Vivienne Westwood, Britain’s provocative fashion dame, dead at 81
- British designer Vivienne Westwood’s punk and new wave-inspired garments made her a fashion icon
- Westwood’s fashion house announced her death, saying she passed peacefully surrounded by family

As the person who dressed the Sex Pistols, Vivienne Westwood, who died on Thursday at the age of 81, was synonymous with 1970s punk rock, a rebelliousness that remained the hallmark of an unapologetically political designer who became one of British fashion’s biggest names.

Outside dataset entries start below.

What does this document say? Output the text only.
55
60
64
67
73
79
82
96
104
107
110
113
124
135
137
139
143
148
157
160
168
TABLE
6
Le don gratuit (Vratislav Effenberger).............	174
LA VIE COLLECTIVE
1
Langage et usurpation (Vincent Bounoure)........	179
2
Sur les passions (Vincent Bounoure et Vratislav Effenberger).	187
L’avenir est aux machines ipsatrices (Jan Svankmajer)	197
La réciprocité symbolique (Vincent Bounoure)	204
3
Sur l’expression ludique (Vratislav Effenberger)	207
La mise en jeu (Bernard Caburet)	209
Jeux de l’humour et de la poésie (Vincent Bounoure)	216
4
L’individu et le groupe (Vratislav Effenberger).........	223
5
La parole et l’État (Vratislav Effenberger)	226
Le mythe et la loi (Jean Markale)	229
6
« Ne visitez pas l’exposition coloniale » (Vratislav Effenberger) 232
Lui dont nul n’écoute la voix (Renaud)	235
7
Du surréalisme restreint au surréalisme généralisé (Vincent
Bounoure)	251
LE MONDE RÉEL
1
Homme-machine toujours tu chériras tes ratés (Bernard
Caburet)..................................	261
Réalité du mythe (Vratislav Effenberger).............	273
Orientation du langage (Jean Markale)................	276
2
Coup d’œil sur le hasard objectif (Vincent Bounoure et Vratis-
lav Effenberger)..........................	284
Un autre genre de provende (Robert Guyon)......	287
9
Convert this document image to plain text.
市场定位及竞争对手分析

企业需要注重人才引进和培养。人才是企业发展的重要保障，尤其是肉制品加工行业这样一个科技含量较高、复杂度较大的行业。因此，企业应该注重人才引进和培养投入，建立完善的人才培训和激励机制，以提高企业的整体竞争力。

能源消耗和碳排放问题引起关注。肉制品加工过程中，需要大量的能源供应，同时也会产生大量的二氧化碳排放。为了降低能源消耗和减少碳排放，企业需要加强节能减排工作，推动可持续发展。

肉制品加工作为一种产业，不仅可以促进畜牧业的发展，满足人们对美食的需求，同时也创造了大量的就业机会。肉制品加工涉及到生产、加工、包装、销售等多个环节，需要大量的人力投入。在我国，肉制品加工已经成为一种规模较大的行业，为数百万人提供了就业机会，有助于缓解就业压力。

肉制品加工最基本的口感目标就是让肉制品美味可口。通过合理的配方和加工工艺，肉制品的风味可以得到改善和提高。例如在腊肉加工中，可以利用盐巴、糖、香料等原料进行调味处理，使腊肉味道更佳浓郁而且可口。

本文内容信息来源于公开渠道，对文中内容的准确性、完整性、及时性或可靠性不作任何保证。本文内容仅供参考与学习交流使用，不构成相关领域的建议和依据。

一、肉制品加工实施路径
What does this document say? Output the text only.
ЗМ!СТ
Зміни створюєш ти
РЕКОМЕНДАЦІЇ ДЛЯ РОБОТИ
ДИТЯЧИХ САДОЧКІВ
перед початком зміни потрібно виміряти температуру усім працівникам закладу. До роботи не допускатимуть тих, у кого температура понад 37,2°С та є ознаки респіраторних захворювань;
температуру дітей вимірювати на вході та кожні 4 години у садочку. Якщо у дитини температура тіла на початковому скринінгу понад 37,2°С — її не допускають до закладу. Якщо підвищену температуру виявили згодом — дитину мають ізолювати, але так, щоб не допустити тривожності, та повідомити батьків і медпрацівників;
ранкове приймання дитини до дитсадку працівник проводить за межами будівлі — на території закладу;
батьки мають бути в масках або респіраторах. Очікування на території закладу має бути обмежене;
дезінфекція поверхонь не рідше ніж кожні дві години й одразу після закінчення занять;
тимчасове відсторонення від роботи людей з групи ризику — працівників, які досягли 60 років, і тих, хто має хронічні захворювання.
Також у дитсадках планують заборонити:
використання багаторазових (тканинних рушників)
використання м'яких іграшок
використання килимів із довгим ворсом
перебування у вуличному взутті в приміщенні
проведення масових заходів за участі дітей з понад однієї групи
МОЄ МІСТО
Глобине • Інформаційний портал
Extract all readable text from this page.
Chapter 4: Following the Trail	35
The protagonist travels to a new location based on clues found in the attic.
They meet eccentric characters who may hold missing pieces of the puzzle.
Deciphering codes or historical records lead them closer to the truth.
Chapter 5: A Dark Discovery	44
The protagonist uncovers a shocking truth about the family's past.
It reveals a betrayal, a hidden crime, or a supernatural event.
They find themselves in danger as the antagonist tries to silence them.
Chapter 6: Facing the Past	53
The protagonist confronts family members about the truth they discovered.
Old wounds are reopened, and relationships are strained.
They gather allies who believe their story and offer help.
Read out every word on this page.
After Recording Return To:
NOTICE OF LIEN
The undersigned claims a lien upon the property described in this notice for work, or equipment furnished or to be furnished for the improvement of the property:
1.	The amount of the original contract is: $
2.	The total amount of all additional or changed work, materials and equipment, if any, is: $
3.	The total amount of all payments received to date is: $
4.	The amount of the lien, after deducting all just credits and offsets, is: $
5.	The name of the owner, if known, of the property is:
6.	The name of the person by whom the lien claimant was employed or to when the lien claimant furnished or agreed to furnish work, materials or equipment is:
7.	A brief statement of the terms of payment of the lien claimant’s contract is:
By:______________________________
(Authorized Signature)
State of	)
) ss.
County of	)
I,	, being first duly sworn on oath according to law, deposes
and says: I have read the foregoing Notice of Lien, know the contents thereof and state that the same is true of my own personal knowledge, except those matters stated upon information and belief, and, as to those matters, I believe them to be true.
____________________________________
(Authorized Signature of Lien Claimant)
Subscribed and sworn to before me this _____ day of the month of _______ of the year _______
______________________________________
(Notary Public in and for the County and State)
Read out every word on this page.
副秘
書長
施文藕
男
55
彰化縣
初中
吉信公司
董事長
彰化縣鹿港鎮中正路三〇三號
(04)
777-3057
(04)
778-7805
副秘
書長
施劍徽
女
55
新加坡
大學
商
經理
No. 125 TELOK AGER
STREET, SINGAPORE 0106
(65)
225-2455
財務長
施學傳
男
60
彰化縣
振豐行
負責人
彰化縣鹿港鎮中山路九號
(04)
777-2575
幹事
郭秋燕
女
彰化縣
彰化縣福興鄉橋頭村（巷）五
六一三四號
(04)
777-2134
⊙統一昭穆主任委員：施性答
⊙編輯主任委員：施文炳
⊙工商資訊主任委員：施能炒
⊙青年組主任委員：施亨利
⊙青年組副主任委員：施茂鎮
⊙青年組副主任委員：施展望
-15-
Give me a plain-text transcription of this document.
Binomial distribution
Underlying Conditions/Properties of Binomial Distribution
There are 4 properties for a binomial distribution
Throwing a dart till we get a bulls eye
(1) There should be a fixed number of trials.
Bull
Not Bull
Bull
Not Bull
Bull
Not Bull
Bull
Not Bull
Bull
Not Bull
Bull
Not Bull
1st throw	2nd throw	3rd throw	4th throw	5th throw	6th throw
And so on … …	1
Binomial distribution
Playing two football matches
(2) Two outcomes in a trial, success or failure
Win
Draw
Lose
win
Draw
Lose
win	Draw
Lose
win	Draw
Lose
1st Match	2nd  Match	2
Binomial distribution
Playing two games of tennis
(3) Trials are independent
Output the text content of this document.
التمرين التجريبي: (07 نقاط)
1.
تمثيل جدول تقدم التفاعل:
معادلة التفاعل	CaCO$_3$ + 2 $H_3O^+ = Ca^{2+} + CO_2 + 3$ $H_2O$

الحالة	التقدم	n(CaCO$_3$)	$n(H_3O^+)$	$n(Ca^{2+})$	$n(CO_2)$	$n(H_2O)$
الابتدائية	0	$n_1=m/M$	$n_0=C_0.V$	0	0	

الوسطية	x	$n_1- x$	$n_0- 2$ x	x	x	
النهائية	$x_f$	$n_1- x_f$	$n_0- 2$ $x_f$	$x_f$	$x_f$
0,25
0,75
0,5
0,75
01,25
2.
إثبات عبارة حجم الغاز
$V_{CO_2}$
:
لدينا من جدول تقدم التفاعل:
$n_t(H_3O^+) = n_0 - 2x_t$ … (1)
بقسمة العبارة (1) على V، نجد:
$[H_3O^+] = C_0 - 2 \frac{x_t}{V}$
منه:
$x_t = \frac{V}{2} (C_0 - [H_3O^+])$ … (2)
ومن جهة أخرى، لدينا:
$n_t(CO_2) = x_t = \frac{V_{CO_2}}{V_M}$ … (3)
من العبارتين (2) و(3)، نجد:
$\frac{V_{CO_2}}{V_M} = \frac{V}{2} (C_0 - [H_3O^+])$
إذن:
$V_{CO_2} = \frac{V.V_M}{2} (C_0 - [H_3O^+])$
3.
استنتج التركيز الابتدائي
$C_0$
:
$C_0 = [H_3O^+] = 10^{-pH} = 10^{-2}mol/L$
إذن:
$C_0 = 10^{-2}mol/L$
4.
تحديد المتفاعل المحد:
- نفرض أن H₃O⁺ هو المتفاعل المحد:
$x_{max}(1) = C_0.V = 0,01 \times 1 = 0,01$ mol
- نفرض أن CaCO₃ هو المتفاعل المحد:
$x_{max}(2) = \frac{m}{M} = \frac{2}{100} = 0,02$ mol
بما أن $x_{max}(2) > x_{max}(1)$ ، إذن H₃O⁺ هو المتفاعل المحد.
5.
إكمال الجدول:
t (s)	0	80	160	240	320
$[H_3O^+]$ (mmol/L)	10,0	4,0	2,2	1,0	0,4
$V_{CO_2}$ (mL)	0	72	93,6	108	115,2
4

“Vivienne Westwood died today, peacefully and surrounded by her family, in Clapham, South London. The world needs people like Vivienne to make a change for the better,” her fashion house said on Twitter.
Climate change, pollution, and her support for WikiLeaks founder Julian Assange were all fodder for protest T-shirts or banners carried by her models on the catwalk.
Westwood dressed up as former prime minister Margaret Thatcher for a magazine cover in 1989 and drove a white tank near the country home of a later British leader, David Cameron, to protest against fracking.
The rebel was inducted into Britain’s establishment in 1992 by Queen Elizabeth who awarded her the Order of the British Empire medal. But, ever keen to shock, Westwood turned up at Buckingham Palace without underwear – a fact she proved to photographers by a revealing twirl of her skirt.
“The only reason I am in fashion is to destroy the word ‘conformity’,” Westwood said in her 2014 biography. “Nothing is interesting to me unless it’s got that element.”